What a contrast to our previous regimes.
For all his rights and wrongs – and I think there were more rights over his tenure – Ray Trew found it difficult to stay away from social media and club message boards, often falling into the trap of over promising some new signing.
He also seemed pretty keen to hit the fire button as the revolving door rarely slowed down on the manager’s office.
Then, of course, we had the ego which took the club out of the league and almost out of existence, alienating our closest neighbours and making the club a laughing stock while retaining the trigger happy nature of hire and fire.
What we needed is exactly what we have now – stability and a great relationship between owners and manager.
They’re putting no pressure on Neal Ardley and that must be a great situation for him, allowing him and his staff to look on a longer term basis than most managers are allowed.
In fact, they haven’t really said a lot at all, so maybe the things they haven’t said are quite interesting:
- They’ve not shouted about any ‘game-changing’ new signings
- They’ve not made outlandish predictions of where we’ll be in 5 years
- They’ve not been critical of any other team or organisation
- They’ve talked up how good we are
They have:
- Stayed in the background
- Provided steady hands while bringing the club under control
- Given good, honest answers in the few interviews they’ve done
Of those rare interviews, they actually seem quite reluctant to garner publicity for themselves – how about that for club owners?!
I enjoyed listening to them on Radio Red not so long ago. A half hour chat, thoughtful, constructive and a great insight into how they work.

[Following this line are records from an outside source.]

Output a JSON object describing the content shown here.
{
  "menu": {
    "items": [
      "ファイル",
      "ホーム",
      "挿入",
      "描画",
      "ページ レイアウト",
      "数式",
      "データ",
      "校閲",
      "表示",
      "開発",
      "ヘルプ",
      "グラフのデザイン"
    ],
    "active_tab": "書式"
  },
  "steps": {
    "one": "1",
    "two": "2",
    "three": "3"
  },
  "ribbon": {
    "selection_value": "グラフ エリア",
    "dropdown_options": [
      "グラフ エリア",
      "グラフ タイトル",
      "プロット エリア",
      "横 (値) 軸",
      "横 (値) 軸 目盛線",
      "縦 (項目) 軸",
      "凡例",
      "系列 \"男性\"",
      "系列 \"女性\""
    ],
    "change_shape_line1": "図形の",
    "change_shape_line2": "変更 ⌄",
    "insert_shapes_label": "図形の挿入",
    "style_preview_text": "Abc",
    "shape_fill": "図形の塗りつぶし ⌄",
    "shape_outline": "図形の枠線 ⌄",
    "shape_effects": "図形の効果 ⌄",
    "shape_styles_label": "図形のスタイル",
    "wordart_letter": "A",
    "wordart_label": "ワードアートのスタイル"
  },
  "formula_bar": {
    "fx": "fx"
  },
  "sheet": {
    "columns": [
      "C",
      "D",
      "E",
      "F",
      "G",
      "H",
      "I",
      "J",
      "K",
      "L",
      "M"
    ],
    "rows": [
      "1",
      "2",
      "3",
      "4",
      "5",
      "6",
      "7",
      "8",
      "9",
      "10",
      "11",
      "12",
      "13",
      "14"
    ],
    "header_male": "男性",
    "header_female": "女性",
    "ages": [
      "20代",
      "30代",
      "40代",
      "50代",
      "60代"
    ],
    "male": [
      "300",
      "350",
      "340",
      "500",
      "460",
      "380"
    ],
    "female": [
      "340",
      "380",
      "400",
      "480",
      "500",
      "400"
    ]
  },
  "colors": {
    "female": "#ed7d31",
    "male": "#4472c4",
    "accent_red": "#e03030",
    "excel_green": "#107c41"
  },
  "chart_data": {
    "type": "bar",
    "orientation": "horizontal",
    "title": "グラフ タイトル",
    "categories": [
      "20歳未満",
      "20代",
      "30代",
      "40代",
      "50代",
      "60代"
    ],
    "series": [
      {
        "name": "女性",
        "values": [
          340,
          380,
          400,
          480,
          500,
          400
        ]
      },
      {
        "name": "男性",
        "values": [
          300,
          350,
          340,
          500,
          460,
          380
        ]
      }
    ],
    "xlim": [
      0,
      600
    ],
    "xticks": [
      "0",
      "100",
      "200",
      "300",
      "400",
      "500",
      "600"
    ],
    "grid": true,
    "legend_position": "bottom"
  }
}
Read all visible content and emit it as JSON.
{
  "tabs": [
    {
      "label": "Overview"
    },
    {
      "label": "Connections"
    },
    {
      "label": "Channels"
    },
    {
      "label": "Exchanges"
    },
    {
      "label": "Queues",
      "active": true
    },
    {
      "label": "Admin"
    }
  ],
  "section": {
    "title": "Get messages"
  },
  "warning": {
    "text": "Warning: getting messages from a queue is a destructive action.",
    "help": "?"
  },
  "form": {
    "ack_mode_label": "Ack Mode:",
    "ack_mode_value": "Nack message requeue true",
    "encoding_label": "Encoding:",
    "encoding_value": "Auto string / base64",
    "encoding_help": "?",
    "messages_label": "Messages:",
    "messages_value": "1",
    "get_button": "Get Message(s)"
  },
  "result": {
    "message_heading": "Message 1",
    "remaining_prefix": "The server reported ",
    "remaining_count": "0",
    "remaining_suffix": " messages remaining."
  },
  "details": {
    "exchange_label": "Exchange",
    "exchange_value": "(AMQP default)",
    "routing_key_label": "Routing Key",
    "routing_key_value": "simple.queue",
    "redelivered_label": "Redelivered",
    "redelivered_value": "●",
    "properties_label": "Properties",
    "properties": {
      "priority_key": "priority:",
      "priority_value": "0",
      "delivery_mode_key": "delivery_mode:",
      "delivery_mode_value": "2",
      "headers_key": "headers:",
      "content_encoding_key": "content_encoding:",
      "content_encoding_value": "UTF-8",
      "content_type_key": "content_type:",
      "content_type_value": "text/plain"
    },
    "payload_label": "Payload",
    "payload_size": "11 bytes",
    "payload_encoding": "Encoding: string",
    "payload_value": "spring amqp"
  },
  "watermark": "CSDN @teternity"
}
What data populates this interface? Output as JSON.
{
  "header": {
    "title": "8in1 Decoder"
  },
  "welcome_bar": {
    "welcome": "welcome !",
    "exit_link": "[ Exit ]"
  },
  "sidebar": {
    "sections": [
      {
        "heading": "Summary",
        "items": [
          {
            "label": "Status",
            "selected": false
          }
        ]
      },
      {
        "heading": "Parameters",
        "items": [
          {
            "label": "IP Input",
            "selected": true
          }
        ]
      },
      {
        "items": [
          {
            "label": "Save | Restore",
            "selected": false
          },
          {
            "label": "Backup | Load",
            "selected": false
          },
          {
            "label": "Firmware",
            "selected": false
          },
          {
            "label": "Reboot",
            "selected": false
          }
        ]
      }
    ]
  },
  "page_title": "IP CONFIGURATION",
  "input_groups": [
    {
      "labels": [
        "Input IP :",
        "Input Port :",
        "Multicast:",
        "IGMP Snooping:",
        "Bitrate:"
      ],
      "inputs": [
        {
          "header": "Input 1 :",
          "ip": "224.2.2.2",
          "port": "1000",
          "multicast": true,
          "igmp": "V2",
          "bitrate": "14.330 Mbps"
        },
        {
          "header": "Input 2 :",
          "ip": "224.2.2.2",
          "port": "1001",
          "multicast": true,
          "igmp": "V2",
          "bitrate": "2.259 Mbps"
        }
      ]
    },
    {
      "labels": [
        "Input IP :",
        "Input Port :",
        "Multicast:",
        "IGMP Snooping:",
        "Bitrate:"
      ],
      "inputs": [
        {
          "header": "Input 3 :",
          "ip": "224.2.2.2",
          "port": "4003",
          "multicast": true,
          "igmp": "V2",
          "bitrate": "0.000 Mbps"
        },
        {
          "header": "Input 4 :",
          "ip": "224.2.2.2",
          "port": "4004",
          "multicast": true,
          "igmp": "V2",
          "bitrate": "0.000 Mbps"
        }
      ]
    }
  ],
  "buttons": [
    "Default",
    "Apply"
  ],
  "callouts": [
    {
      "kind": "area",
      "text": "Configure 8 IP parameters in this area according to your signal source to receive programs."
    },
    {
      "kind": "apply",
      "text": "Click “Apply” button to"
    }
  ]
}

What I found interesting was that they seem to have a great relationship with Ardley and view changing the manager as a last resort. From studies they’ve done, they’ve identified that it often doesn’t work, so things will have to go pretty badly for the axe to fall, and that stability must be a better place for the club.
So often you see a change of manager followed by wholesale changes in the squad. I’m a big believer that it takes a good 2 or 3 transfer windows before a manager can call the squad his own so unless it’s going badly wrong, give the guy time.
Another thing we need to do, and it’s great that they are so open about it, is that the manager has to be willing to work with them, using data as part of the process to sign someone.
We’ll probably never know how they do it, what info they look at, etc, but you know that some managers would rebel against that and class that as boardroom interference, so the manager needs to see this as a tool to help him.
Brentford brought out a similar process a while ago and Mark Warburton immediately announced he would leave the club, although he did see out the season.
When Leicester City won the Premier League, 2 of their best players were Mahrez and Kante, plucked from Le Havre and Caen respectively. I remember reading that both players came onto their radar because of data they’d used – how far they ran during games, how many tackles, etc.
That was followed up by watching them play, but it wasn’t just a gut instinct, as so much recruitment seems to be.
In fact, I can see this being the way things move in the future and I’m certain the big clubs use this and have been for some time.
We’re lucky to have these guys in charge and I hope they stay a good long time. It could be a real success story of how we appeared to be on the brink of liquidation and ended up with a stable, successful club.
You never know, it could be a blueprint for other clubs to follow.